Thanks so much, Adam.

Operator

All right. Your next question will come from the line of Ghansham Panjabi with Baird.

Speaker 7

Hi, good morning everyone. This is actually Matt Krueger sitting in for Ghansham. I guess I wanted to focus in on the volume outlook for the year. So, can you provide some added detail around your embedded volume assumptions by business for 2022? And then can you specifically break out kind of organic volume performance in the Dispensing business versus what acquisitions are adding to that business as well? That would be great. Thanks.

Sure. We'll start with the full year volume expectations. For the most part, our outlook for the Dispensing and Specialty Closures segment hasn't changed since the beginning of the year. The risks have been largely mitigated, so we feel confident about our volume situation. One area where we continue to see strong performance is in our fragrance markets. We're also observing positive signs of recovery in health and hygiene starting in late Q2, and we expect that to stabilize for the rest of the year. Additionally, our sports drinks business is performing well and we anticipate good growth from that segment this year. In Metal Containers, our estimates remain roughly unchanged from what we communicated in the year-end call. We expect a slight decline on a full year basis, primarily due to the record pack volumes we had last year. While we have seen some improvement, we will wait until Q3 to fully assess the pack volumes.
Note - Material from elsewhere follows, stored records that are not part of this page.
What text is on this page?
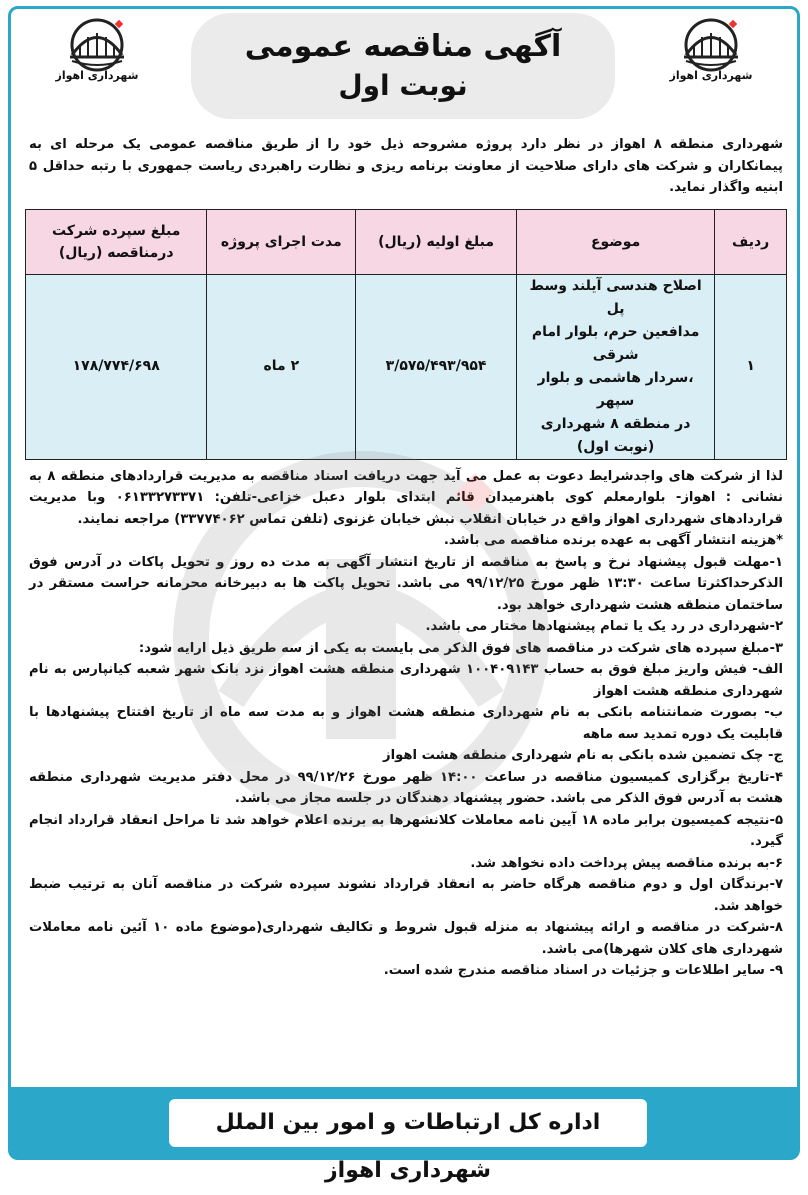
شهرداری اهواز
آگهی مناقصه عمومی
نوبت اول	شهرداری اهواز
شهرداری منطقه ۸ اهواز در نظر دارد پروژه مشروحه ذیل خود را از طریق مناقصه عمومی یک مرحله ای به پیمانکاران و شرکت های دارای صلاحیت از معاونت برنامه ریزی و نظارت راهبردی ریاست جمهوری با رتبه حداقل ۵ ابنیه واگذار نماید.
ردیف	موضوع	مبلغ اولیه (ریال)	مدت اجرای پروژه	مبلغ سپرده شرکت
درمناقصه (ریال)
۱	اصلاح هندسی آیلند وسط پل
مدافعین حرم، بلوار امام شرقی
،سردار هاشمی و بلوار سپهر
در منطقه ۸ شهرداری (نوبت اول)	۳/۵۷۵/۴۹۳/۹۵۴	۲ ماه	۱۷۸/۷۷۴/۶۹۸

لذا از شرکت های واجدشرایط دعوت به عمل می آید جهت دریافت اسناد مناقصه به مدیریت قراردادهای منطقه ۸ به نشانی : اهواز- بلوارمعلم کوی باهنرمیدان قائم ابتدای بلوار دعبل خزاعی-تلفن: ۰۶۱۳۳۲۷۳۳۷۱ وبا مدیریت قراردادهای شهرداری اهواز واقع در خیابان انقلاب نبش خیابان غزنوی (تلفن تماس ۳۳۷۷۴۰۶۲) مراجعه نمایند.

*هزینه انتشار آگهی به عهده برنده مناقصه می باشد.

۱-مهلت قبول پیشنهاد نرخ و پاسخ به مناقصه از تاریخ انتشار آگهی به مدت ده روز و تحویل پاکات در آدرس فوق الذکرحداکثرتا ساعت ۱۳:۳۰ ظهر مورخ ۹۹/۱۲/۲۵ می باشد. تحویل پاکت ها به دبیرخانه محرمانه حراست مستقر در ساختمان منطقه هشت شهرداری خواهد بود.

۲-شهرداری در رد یک یا تمام پیشنهادها مختار می باشد.

۳-مبلغ سپرده های شرکت در مناقصه های فوق الذکر می بایست به یکی از سه طریق ذیل ارایه شود:

الف- فیش واریز مبلغ فوق به حساب ۱۰۰۴۰۹۱۴۳ شهرداری منطقه هشت اهواز نزد بانک شهر شعبه کیانپارس به نام شهرداری منطقه هشت اهواز

ب- بصورت ضمانتنامه بانکی به نام شهرداری منطقه هشت اهواز و به مدت سه ماه از تاریخ افتتاح پیشنهادها با قابلیت یک دوره تمدید سه ماهه

ج- چک تضمین شده بانکی به نام شهرداری منطقه هشت اهواز

۴-تاریخ برگزاری کمیسیون مناقصه در ساعت ۱۴:۰۰ ظهر مورخ ۹۹/۱۲/۲۶ در محل دفتر مدیریت شهرداری منطقه هشت به آدرس فوق الذکر می باشد. حضور پیشنهاد دهندگان در جلسه مجاز می باشد.

۵-نتیجه کمیسیون برابر ماده ۱۸ آیین نامه معاملات کلانشهرها به برنده اعلام خواهد شد تا مراحل انعقاد قرارداد انجام گیرد.

۶-به برنده مناقصه پیش پرداخت داده نخواهد شد.

۷-برندگان اول و دوم مناقصه هرگاه حاضر به انعقاد قرارداد نشوند سپرده شرکت در مناقصه آنان به ترتیب ضبط خواهد شد.

۸-شرکت در مناقصه و ارائه پیشنهاد به منزله قبول شروط و تکالیف شهرداری(موضوع ماده ۱۰ آئین نامه معاملات شهرداری های کلان شهرها)می باشد.

۹- سایر اطلاعات و جزئیات در اسناد مناقصه مندرج شده است.

اداره کل ارتباطات و امور بین الملل شهرداری اهواز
Regarding Custom Containers, we are also witnessing a recovery in some health and hygiene products that experienced pandemic-driven demand, and purchasing of those products is normalizing again. We expect a similar growth rate of around two and a half percent for our Custom Container segment, with more clarity on those volumes to come. For your last question on the organic growth rates of Dispensing and Specialty Closures, it's important to remember that our 8% volume growth is on top of the 9% volume growth we achieved in the first quarter of last year. This segment is quite diversified, making it a tough comparison due to the health and hygiene products we sold last year. There was also a pre-buy impact related to metal closures in our Dispensing and Specialty Closures segment, which essentially balanced each other out. Therefore, we saw only slight organic volume growth in this segment, with the remaining growth attributed to acquisitions.

Speaker 7

Got it. That's helpful. So, high single-digit acquisition contribution during the first quarter. Great. Thanks.

Yes. The bulk of the 8% was through acquisition and then you've got some organic growth being offset by the metal pre-buy for metal closures.

Operator

All right. Next question will come from the line of Gabe Hajde with Wells Fargo.

Speaker 8

Good morning Adam and Bob. I apologize if I missed this as I joined a couple of minutes late. I wanted to ask about the margins in the Dispensing and Specialty Closures business being in the high teens, even around 20%. This has been sustainable for the past five years. I'm curious about what you think is driving that. I appreciate your efficiency from a manufacturing standpoint, but could it be related to product mix or other factors? Additionally, Adam, you mentioned that you feel risks are mitigated for the volume outlook in that segment. However, with the potential for re-lockdown measures in China, I understand there are supply chain considerations, especially with upcoming events like Mother's Day, which haven't occurred for two years, and the holiday selling season. It's important that DUCs are in order, but it seems there could be some risk in Asia. Lastly, regarding that segment, I believe you're adding some capacity. Could you remind us of the scale of that investment, its progress, and when it is expected to start contributing?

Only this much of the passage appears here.